Livingstone Marufu BH24 Reporter
Approximately 29 000 Small to Medium Enterprises (SMEs) have benefitted from Works Programme meant to formalise small businesses in order for them to access more resources.
Works, which is a five-year initiative, is funded by the USAID, DFID and SIDA to strengthen public private partnerships to build skills and improve well-being of young Zimbabweans especially women to contribute towards economic growth in Zimbabwe.
Under the programme, which expires this September, Zimbabwean SMEs received a $12, 5 million fund in June 2012 from international aid groups.
Works project and participants is said to have generated about $31 million in income and created 6 000 jobs for the youths.
Small and Medium Enterprises and Cooperative Development Minister Sithembiso Nyoni, told The Herald Business that local SMEs benefitted from training services and access to cheap loans.
“We are happy that over 29 000 young people managed to access cheap funding from the Works programme to formalise their businesses in order to access more loans, expand their businesses, contribute to the fiscas and thereby contribute to the broad economic development of Zimbabwe.
“Businesses should formalise or form partnerships so that they can grow into big business which can be able to raise capital for themselves,” said Minister Nyoni.
Minister Nyoni said it is only through formalisation that SMEs can be able to get more funding for their businesses.
Over the past years Zimbabwe’s economy has gone informal due to the shift of resources from the mainstream economy into the informal sector.
Already, independent surveys suggest that SMEs contribute over 50 percent of gross domestic product (GDP) while employing about 60 percent of the population.
There is a general belief that most SMEs are not registered because they fear being over-taxed by Zimbabwe Revenue Authority while others view registration as expensive.
However, failure to register has resulted in many SMEs failing to benefit from the various financing facilities that have been availed by Government and financing institutions.
In 2016, Government explored options to broaden the tax base, the SMEs and Co-operatives Development Ministry has requested a resource envelope of $32 million from Treasury to formalise unregistered and non-compliant small businesses.
Zimra has been able to augment revenue collections from the formal sector through rolling out its fiscalisation project, in which businesses have to use fiscal tax registers that capture financial information and relays it in real time to tax authorities.
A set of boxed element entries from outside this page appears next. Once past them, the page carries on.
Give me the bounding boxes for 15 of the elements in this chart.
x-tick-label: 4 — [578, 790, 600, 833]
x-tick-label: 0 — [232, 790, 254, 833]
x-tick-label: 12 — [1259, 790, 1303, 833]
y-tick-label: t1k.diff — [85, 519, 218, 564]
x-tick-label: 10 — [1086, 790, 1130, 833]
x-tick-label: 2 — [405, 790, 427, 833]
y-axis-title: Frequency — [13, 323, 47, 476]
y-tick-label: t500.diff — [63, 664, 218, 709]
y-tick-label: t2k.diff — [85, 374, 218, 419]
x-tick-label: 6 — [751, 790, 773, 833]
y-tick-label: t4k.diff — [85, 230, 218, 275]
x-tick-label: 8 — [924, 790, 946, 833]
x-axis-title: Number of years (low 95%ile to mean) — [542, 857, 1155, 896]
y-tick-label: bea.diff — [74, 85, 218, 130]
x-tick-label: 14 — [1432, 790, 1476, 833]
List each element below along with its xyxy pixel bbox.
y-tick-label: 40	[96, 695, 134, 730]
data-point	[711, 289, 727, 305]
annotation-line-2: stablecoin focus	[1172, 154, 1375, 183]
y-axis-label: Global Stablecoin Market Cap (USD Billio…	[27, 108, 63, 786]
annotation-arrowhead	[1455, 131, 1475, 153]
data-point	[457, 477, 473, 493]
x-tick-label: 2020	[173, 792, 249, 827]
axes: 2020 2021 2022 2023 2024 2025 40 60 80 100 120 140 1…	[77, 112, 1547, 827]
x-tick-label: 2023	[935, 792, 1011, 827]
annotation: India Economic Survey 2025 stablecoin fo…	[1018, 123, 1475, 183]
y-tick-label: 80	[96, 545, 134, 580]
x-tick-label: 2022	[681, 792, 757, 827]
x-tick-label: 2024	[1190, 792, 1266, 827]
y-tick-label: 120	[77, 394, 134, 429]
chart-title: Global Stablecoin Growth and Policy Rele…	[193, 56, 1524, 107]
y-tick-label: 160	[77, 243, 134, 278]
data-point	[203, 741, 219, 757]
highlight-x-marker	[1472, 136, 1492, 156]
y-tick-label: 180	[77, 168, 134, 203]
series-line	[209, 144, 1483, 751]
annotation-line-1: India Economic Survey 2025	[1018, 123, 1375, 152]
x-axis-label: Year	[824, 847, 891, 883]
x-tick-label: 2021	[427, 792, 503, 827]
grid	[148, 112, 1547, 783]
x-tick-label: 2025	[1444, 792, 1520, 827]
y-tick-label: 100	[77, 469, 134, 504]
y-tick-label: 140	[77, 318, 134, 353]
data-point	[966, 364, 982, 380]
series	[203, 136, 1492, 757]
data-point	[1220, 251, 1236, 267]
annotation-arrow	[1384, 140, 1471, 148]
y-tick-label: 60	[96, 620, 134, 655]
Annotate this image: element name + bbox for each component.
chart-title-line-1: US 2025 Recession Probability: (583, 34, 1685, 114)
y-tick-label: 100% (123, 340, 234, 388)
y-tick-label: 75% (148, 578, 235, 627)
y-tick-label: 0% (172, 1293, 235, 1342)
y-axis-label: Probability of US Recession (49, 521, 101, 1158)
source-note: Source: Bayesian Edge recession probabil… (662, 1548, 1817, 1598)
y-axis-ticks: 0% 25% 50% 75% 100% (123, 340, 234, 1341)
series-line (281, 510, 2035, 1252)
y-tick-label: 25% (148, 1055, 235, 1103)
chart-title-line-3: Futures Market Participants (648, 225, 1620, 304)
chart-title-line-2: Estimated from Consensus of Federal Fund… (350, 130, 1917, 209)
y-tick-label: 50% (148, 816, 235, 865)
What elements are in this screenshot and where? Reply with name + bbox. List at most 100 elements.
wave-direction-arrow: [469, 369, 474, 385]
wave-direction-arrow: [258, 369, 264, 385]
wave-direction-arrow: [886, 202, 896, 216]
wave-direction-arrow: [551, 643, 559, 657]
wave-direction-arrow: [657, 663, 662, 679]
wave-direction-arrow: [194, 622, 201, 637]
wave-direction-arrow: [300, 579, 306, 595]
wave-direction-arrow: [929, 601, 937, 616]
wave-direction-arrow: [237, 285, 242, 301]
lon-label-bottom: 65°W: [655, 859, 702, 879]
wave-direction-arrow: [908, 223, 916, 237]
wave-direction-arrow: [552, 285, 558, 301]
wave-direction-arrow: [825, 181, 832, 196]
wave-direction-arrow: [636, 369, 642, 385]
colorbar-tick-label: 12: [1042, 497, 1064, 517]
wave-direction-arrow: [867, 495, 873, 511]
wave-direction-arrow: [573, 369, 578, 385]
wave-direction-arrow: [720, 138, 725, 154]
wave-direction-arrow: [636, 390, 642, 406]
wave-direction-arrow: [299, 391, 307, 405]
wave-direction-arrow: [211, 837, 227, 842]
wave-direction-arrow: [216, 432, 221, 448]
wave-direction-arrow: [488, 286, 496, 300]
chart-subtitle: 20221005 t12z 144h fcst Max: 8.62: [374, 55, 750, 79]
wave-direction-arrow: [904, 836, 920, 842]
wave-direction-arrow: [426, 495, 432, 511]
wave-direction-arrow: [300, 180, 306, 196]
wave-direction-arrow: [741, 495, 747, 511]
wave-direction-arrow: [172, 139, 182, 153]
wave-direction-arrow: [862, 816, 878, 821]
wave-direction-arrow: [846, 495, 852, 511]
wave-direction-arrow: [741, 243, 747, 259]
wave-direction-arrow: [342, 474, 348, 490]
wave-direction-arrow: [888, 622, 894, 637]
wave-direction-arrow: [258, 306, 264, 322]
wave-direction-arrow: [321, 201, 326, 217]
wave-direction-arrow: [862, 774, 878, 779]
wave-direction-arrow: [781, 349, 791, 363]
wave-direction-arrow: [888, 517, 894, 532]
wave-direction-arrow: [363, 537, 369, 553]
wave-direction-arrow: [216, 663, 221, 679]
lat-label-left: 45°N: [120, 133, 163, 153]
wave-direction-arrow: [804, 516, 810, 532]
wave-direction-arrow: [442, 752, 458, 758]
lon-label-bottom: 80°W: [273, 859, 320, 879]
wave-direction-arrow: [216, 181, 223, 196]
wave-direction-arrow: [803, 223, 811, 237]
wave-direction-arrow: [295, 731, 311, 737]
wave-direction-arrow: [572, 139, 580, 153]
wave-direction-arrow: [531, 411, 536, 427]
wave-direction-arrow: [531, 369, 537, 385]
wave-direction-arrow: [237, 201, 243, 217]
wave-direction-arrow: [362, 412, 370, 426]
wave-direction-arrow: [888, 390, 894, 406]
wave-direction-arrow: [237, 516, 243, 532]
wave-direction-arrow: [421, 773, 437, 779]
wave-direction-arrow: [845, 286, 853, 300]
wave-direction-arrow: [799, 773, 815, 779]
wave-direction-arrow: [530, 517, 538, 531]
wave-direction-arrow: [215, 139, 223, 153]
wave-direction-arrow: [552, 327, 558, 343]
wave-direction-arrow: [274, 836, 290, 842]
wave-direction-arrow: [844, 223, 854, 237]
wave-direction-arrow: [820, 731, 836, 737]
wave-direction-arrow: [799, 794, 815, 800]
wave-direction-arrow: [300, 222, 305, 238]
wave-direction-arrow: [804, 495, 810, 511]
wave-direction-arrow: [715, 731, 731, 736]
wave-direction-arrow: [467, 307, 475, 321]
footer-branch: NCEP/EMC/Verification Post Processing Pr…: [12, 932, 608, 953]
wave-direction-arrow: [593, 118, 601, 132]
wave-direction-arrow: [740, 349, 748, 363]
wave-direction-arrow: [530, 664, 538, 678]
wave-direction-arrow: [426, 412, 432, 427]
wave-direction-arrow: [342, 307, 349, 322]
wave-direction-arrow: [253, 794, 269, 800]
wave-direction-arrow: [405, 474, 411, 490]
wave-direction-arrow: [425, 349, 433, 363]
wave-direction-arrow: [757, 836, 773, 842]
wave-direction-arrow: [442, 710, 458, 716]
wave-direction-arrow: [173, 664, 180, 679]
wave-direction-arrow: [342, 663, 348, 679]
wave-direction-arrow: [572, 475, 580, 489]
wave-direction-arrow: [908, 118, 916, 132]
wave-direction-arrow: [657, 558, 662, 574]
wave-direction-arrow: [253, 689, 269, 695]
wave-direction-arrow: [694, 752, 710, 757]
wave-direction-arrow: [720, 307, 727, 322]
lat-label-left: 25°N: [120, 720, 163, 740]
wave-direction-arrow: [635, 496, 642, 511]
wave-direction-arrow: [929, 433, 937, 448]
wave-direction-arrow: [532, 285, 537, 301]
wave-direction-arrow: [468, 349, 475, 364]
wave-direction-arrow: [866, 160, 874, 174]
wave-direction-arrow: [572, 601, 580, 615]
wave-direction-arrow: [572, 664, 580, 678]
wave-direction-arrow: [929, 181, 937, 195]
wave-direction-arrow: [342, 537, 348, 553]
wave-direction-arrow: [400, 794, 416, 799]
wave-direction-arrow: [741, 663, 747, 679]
However, SMEs have not been subject to this and there is a growing push to ensure informal businesses start contributing to tax revenues.
Minister Nyoni said Government wanted to establish a comprehensive database of such businesses.
To date 14 000 SMEs have complied with Zimra’s fiscalisation process.
Government, through the Ministry of Finance and Economic Development, issued a six-month moratorium on penalties for non-compliant small and medium-sized enterprises that were eligible for tax registration before January this year.
Policymakers are betting that main streaming informal businesses will improve revenue flows into the fiscas.
Small businesses that cannot qualify for the various tax categories stipulated by Zimra are usually obliged to pay presumptive tax, which, essentially, is tax levied on presumed income.